The shift started with broadband Internet. Once staff had broadband installed at home, they checked their email from home. They stopped taking laptops home with them and used their home computer.

Smartphones have accelerated the amount of consumerisation. You definitely know some people who have been provided a mobile phone from their employer, and the same individuals also have a smartphone on a personal contract. They will then use their personal phone to check their work email because they prefer their personal device.

This grey area of using personally-paid-for devices is a real issue for IT departments at the moment because of lack of standardisation (having to support iPhones, Android, BlackBerry, Nokia, etc.) and security risks.

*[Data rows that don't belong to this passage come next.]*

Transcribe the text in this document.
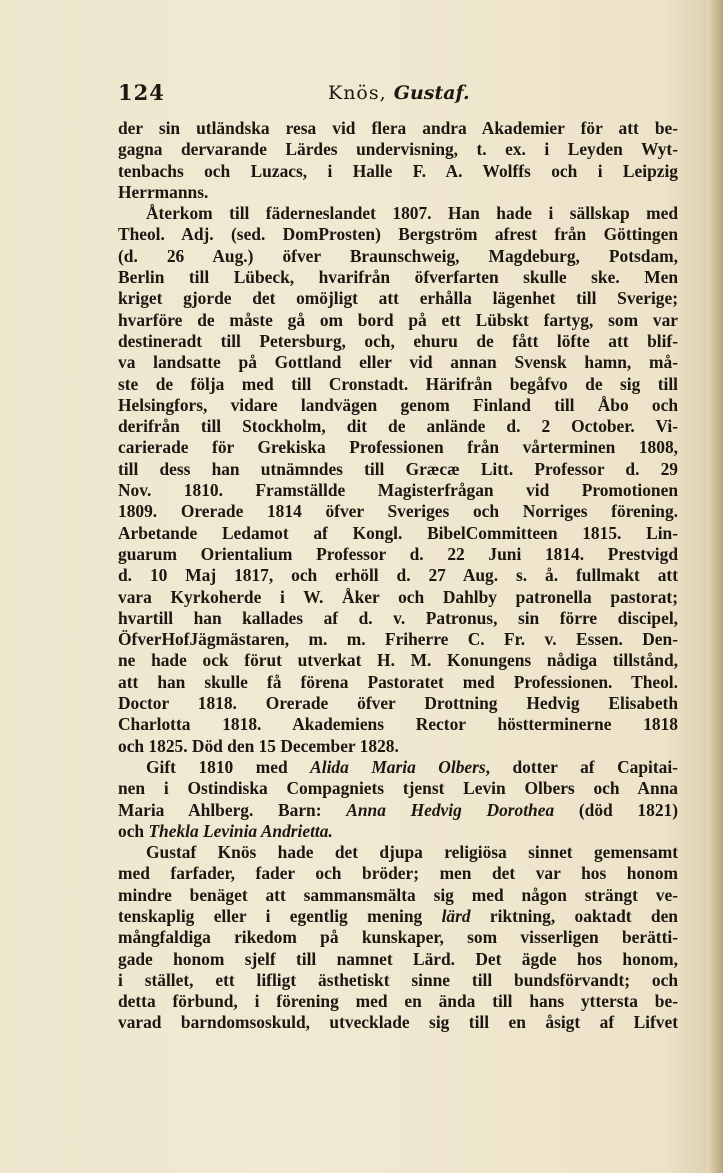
124	Knös, Gustaf.
der sin utländska resa vid flera andra Akademier för att be-
gagna dervarande Lärdes undervisning, t. ex. i Leyden Wyt-
tenbachs och Luzacs, i Halle F. A. Wolffs och i Leipzig
Herrmanns.
Återkom till fäderneslandet 1807. Han hade i sällskap med
Theol. Adj. (sed. DomProsten) Bergström afrest från Göttingen
(d. 26 Aug.) öfver Braunschweig, Magdeburg, Potsdam,
Berlin till Lübeck, hvarifrån öfverfarten skulle ske. Men
kriget gjorde det omöjligt att erhålla lägenhet till Sverige;
hvarföre de måste gå om bord på ett Lübskt fartyg, som var
destineradt till Petersburg, och, ehuru de fått löfte att blif-
va landsatte på Gottland eller vid annan Svensk hamn, må-
ste de följa med till Cronstadt. Härifrån begåfvo de sig till
Helsingfors, vidare landvägen genom Finland till Åbo och
derifrån till Stockholm, dit de anlände d. 2 October. Vi-
carierade för Grekiska Professionen från vårterminen 1808,
till dess han utnämndes till Græcæ Litt. Professor d. 29
Nov. 1810. Framställde Magisterfrågan vid Promotionen
1809. Orerade 1814 öfver Sveriges och Norriges förening.
Arbetande Ledamot af Kongl. BibelCommitteen 1815. Lin-
guarum Orientalium Professor d. 22 Juni 1814. Prestvigd
d. 10 Maj 1817, och erhöll d. 27 Aug. s. å. fullmakt att
vara Kyrkoherde i W. Åker och Dahlby patronella pastorat;
hvartill han kallades af d. v. Patronus, sin förre discipel,
ÖfverHofJägmästaren, m. m. Friherre C. Fr. v. Essen. Den-
ne hade ock förut utverkat H. M. Konungens nådiga tillstånd,
att han skulle få förena Pastoratet med Professionen. Theol.
Doctor 1818. Orerade öfver Drottning Hedvig Elisabeth
Charlotta 1818. Akademiens Rector höstterminerne 1818
och 1825. Död den 15 December 1828.
Gift 1810 med Alida Maria Olbers, dotter af Capitai-
nen i Ostindiska Compagniets tjenst Levin Olbers och Anna
Maria Ahlberg. Barn: Anna Hedvig Dorothea (död 1821)
och Thekla Levinia Andrietta.
Gustaf Knös hade det djupa religiösa sinnet gemensamt
med farfader, fader och bröder; men det var hos honom
mindre benäget att sammansmälta sig med någon strängt ve-
tenskaplig eller i egentlig mening lärd riktning, oaktadt den
mångfaldiga rikedom på kunskaper, som visserligen berätti-
gade honom sjelf till namnet Lärd. Det ägde hos honom,
i stället, ett lifligt ästhetiskt sinne till bundsförvandt; och
detta förbund, i förening med en ända till hans yttersta be-
varad barndomsoskuld, utvecklade sig till en åsigt af Lifvet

Consumerisation isn’t limited to hardware either. I use Outlook 2010 at work, and mainly Google Mail for personal email. New features on Google Mail are appearing regularly. One of my favourites is if you type “I have attached the document” inside a GMail email and press send before attaching a file, Google gives you an alert to ask if you want to attach a document. Brilliant. I wish Microsoft had built the same functionality to prevent me forgetting to attach a file in Outlook.

In fact Google understands consumerisation on a new level. GMail and Google Docs started their lives as consumer tools and then became available as white labeled enterprise tools (a matter of opinion) for businesses. And there’s recently been a lot of commentary about Google refusing to let businesses on to their new social networks – they want end users on there first.

Technology is continuing to become more consumer-focussed, which means we’ll use more of our personally-paid-for technology in our working lives. As my post earlier this week demonstrated, once we start checking our work calendar on our bathroom sink as soon as we wake up, the grey line will been very broad indeed.